In the last two months at least 18 people have died of cholera in the Russian republic of Dagestan, eight have died in Albania and seven in Ukraine. Officials in Dagestan, where hundreds have the disease, say they have brought the crisis under control, partly by enlisting Interior Ministry troops and medical students.
But authorities in Albania, where the first reports of cholera emerged less than two weeks ago, said yesterday that 103 cases had been confirmed in five areas of the country, including Tirana, the capital. World Health Organisation experts have arrived in Albania to monitor the crisis and the Italian navy has increased patrols in the Adriatic to stop potentially infected Albanians from entering Italy illegally.
The worst affected region in Ukraine is Crimea, but cases have been reported in places as far apart as Chernivtsi, on the border with Romania, and the industrial city of Dnipropetrovsk, several hundred miles to the east. In Simferopol, officials said intense heat and acute water shortages had contributed to the cholera epidemic.
Other factors include poor standards of hygiene, inadequate medical and water purification services, and a far-reaching economic crisis in the last three years that has led to vagrancy.

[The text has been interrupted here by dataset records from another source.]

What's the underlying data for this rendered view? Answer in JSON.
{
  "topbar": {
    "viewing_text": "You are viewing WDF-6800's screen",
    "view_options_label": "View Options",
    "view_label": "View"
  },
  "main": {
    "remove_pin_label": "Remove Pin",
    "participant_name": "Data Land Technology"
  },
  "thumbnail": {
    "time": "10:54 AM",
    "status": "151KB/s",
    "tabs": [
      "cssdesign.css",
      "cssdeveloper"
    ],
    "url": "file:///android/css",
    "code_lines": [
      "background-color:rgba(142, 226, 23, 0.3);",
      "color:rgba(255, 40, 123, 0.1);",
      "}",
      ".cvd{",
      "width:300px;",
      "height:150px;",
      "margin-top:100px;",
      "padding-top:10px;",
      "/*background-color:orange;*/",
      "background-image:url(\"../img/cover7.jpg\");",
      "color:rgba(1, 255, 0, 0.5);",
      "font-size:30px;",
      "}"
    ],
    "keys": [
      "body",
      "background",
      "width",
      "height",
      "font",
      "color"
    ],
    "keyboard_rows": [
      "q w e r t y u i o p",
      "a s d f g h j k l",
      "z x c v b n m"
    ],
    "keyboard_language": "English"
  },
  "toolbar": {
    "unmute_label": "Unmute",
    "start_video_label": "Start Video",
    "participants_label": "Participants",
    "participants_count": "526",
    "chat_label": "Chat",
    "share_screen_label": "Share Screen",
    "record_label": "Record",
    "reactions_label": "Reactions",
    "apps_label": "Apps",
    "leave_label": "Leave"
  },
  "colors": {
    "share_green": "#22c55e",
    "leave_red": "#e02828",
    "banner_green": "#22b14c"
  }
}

According to Ukrainian reports about half those ill with cholera and similar diseases are homeless. 'The spread of cholera and other infectious diseases is the calling card of an economy in trouble,' Alexander Moroz, the chairman of Ukraine's parliament, told deputies this week as they debated the crisis.
The cholera outbreak could hardly have come at a worse time for Crimea, where a power struggle flared between the peninsula's president, Yuri Meshkov, and the local parliament. At the same time, pro- Russian Crimean politicians are struggling to win more autonomy, or even independence, from the central Ukrainian government in Kiev.